What in the world is going on? U.S. Secretary of State Mike Pompeo announced his plan on Aug. 23 to make his fourth visit to North Korea. The next day, President Donald Trump revealed that he asked his top diplomat to cancel the trip.
"I feel we are not making sufficient progress with respect to the denuclearization of the Korean Peninsula," tweeted the U.S. president as a reason for the decision. The secretary of state lost face, and this about-face shed light on confusion in coordination between the White House and the State Department. It is an unusual development in U.S. politics in recent years, and dealt a blow to the denuclearization talks between Washington and Pyongyang.
Moreover, the incident is yet another indication that the goal of denuclearization is faltering as America's diplomacy boat goes through rough waters, and an air of potential mutiny appears to be emerging on board. The president at the helm has a serious problem with his sense of direction, and the ship is further adrift.
Secretary Pompeo had named Ford Motor Co. vice president Stephen Biegun as his special representative on North Korea and planned to take him to Pyongyang. We don't know if this visit would have produced any results. But the fact that President Trump, who was so proud of the fruits of his June summit with North Korean leader Kim Jong Un, suddenly presented a negative view about denuclearization, once again triggered substantial worries about the future of such negotiations.

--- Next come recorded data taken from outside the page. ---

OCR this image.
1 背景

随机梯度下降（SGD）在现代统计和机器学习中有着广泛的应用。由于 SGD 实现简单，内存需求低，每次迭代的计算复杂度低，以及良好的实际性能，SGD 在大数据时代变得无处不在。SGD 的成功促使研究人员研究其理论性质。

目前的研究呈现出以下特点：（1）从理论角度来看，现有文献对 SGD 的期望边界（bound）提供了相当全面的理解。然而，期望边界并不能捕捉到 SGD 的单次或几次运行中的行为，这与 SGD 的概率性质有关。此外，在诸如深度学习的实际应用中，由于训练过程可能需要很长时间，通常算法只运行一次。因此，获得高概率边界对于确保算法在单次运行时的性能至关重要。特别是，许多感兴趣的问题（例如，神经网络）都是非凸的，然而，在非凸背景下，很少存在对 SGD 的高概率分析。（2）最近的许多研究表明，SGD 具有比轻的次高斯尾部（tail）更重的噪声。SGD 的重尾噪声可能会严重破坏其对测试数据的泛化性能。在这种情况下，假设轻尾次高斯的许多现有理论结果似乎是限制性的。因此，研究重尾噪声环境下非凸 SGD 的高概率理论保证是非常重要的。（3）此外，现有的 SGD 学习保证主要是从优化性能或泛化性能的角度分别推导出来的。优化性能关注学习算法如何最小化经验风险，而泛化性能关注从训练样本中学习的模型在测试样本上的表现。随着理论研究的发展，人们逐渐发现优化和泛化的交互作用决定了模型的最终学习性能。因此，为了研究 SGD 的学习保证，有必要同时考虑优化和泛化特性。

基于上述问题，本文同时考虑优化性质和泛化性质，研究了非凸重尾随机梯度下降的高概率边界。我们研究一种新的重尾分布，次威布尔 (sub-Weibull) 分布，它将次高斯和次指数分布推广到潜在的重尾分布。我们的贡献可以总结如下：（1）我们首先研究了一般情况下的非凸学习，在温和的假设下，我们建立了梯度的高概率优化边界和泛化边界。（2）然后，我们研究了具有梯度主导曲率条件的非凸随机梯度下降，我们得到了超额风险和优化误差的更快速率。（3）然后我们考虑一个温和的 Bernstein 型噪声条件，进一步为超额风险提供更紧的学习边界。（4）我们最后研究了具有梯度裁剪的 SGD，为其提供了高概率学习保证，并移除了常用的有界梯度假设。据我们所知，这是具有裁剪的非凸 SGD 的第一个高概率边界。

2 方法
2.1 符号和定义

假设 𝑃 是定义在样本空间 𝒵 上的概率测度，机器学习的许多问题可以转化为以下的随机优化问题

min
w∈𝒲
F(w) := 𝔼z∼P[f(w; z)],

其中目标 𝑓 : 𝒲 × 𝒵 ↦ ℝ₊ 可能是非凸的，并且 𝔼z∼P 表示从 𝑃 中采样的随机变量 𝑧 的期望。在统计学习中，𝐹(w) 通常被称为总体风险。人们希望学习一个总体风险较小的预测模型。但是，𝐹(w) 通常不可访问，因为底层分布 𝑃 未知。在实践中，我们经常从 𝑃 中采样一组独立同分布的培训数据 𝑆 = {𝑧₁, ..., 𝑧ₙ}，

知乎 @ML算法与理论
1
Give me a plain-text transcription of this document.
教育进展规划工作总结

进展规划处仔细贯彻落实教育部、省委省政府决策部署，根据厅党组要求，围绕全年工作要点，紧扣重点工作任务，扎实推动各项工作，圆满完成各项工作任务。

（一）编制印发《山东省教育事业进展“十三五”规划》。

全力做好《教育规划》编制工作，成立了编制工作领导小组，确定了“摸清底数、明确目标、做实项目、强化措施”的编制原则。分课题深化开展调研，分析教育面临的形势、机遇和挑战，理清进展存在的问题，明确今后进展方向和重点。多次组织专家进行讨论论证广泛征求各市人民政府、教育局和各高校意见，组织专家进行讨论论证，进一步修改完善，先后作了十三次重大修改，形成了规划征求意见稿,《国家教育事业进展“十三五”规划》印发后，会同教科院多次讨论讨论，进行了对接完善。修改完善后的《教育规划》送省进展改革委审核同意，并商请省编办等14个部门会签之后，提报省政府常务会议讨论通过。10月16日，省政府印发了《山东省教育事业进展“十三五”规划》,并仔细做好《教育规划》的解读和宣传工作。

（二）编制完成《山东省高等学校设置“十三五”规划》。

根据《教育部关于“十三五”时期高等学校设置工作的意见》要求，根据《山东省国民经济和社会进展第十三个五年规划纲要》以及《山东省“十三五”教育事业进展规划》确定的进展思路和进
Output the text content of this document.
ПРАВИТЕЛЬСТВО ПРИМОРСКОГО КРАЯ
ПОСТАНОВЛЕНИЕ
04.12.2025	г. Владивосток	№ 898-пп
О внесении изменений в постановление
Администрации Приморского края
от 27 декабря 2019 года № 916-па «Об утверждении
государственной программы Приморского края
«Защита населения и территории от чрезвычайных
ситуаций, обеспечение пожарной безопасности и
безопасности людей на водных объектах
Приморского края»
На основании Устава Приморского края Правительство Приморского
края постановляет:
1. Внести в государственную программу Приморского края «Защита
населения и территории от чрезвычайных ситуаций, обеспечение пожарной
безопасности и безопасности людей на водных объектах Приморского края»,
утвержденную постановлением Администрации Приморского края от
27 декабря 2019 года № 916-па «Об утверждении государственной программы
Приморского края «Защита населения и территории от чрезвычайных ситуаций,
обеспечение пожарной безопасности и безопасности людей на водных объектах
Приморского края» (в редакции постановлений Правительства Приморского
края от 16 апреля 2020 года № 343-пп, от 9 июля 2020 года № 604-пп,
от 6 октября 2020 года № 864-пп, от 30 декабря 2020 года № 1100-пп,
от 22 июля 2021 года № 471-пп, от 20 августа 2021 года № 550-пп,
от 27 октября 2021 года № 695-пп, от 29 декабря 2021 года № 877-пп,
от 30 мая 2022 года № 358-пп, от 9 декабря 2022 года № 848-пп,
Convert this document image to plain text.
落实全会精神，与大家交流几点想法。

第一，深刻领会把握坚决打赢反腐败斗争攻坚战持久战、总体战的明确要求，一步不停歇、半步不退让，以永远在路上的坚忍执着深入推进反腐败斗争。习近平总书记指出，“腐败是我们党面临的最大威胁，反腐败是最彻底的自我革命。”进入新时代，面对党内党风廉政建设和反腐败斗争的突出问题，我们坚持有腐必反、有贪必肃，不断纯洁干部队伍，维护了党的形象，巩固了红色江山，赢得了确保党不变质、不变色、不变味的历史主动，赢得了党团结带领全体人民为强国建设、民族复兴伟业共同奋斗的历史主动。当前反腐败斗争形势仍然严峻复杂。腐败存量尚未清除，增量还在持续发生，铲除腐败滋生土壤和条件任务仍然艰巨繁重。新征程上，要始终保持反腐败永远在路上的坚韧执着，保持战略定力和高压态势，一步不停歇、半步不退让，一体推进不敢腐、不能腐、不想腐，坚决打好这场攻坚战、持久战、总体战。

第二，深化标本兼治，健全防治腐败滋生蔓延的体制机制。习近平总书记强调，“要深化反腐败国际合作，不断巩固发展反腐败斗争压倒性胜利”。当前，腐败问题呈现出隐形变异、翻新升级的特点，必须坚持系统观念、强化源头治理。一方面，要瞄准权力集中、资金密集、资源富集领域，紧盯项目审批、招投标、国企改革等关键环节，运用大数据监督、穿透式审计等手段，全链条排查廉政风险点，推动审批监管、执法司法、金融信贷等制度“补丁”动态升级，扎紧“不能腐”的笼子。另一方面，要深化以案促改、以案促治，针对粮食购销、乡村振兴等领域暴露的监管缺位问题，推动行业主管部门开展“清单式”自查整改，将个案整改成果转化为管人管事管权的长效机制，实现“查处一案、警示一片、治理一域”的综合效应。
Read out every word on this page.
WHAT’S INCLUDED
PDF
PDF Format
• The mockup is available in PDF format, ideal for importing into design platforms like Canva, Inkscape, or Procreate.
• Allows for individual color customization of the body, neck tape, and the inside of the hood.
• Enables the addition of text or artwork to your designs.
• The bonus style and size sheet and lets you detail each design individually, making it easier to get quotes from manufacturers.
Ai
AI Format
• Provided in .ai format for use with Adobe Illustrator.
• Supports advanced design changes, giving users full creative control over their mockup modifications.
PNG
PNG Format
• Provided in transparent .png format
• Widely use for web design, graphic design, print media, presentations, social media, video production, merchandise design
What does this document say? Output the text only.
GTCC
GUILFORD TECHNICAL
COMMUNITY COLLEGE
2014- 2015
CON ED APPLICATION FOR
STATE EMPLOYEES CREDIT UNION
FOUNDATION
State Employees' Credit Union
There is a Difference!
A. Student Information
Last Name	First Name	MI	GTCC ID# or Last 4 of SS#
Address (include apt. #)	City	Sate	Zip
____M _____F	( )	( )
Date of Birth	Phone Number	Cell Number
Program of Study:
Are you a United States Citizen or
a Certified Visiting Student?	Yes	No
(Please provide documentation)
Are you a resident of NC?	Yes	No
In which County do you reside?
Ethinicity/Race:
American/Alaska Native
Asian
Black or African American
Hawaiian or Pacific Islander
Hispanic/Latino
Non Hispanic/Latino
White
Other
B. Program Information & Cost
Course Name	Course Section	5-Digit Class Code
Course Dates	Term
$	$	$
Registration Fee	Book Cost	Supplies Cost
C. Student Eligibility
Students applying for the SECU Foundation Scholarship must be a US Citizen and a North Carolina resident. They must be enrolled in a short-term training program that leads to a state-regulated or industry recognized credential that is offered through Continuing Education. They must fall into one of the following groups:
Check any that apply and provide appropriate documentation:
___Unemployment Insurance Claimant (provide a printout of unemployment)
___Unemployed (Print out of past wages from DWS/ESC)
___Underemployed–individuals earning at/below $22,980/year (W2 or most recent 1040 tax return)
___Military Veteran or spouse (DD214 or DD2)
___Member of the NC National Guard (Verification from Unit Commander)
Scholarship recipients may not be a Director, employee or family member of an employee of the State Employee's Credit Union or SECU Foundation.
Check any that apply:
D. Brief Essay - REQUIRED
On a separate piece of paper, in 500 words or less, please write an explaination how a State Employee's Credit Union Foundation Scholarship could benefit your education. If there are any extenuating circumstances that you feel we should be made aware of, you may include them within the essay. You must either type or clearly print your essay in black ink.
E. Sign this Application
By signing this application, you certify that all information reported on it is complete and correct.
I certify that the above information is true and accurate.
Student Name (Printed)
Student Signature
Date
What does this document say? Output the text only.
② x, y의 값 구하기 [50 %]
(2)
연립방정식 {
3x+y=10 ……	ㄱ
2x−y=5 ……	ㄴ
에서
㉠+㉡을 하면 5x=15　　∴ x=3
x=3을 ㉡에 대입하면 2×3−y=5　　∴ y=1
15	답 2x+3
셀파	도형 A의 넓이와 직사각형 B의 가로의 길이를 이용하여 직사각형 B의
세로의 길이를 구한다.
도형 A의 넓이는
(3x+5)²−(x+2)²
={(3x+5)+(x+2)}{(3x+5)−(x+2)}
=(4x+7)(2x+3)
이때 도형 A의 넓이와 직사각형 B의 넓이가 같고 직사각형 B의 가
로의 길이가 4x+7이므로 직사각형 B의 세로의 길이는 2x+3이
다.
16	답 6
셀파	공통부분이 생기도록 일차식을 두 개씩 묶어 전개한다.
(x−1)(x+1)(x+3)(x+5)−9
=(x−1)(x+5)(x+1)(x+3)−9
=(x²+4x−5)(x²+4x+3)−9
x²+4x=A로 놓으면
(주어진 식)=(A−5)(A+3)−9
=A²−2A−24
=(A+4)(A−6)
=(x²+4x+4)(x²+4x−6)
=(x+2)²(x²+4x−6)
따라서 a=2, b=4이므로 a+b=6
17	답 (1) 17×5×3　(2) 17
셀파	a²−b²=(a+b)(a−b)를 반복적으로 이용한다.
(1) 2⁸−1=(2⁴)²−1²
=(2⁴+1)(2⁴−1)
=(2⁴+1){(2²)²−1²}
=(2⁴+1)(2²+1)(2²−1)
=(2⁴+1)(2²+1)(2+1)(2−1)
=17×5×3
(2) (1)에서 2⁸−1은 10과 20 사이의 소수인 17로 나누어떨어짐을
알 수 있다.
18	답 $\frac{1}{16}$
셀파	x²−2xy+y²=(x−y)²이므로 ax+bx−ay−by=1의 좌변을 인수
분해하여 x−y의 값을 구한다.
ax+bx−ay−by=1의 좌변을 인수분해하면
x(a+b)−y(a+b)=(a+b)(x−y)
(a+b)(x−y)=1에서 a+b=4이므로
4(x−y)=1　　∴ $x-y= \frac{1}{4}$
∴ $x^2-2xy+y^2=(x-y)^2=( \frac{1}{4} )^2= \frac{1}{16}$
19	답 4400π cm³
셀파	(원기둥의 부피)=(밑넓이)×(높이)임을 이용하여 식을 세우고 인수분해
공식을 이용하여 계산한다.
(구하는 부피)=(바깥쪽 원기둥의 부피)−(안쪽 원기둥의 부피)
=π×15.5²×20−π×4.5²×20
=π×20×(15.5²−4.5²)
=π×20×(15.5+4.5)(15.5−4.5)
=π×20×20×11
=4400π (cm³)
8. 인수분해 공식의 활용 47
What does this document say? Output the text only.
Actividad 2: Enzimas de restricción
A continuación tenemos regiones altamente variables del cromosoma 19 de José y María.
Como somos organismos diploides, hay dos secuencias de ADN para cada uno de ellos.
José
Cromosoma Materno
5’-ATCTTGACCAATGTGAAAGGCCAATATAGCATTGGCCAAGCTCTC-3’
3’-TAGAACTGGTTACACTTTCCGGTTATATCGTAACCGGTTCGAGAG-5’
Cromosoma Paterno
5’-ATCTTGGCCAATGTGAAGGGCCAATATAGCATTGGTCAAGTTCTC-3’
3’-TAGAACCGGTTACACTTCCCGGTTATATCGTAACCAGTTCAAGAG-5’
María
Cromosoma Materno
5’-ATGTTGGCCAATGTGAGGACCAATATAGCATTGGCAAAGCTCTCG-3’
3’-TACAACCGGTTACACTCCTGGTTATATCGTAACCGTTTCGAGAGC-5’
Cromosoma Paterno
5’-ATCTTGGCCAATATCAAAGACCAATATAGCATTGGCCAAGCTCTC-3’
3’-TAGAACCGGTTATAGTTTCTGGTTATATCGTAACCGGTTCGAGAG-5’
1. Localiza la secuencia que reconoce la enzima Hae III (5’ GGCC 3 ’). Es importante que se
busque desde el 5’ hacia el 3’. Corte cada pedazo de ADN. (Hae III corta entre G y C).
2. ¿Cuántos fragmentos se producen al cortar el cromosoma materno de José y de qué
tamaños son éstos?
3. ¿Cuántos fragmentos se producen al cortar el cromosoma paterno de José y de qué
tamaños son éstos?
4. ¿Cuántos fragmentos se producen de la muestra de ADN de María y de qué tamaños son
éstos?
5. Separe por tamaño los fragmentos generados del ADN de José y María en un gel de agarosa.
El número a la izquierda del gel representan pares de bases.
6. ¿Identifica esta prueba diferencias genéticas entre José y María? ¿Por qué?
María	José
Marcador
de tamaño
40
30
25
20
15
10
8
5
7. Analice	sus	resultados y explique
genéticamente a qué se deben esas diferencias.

President Trump was quick to point out that the talks are not going ahead because China is not helping. The Chinese Foreign Ministry hit back saying the U.S. president was putting "the blame on others," and criticized the U.S. statement as "irresponsible" and Washington's handling of the denuclearization issue as "impulsive."
But this kind of infighting will lead nowhere. The most important problem is the U.S. failure to come up with concrete results leading to denuclearization and a clear timing to reach that goal, following a vague joint statement issued by the U.S. and North Korea in the summit.
This situation should be turned around as soon as possible. President Trump should refrain from acting on his own, and actively implement measures to achieve North Korea's denuclearization through team play by the U.S. government. In doing so, it would be helpful to listen humbly to the opinions of its allies including Japan.
Japan should complain to the Trump administration face-to-face. Japan is at the forefront of potential threats from Pyongyang, and may end up facing off with a North Korea armed with a larger nuclear arsenal if the Washington-Pyongyang talks turn out unsuccessful. At this critical juncture, the government of Japan must make the right choices if it really wants to guarantee the future safety of its people.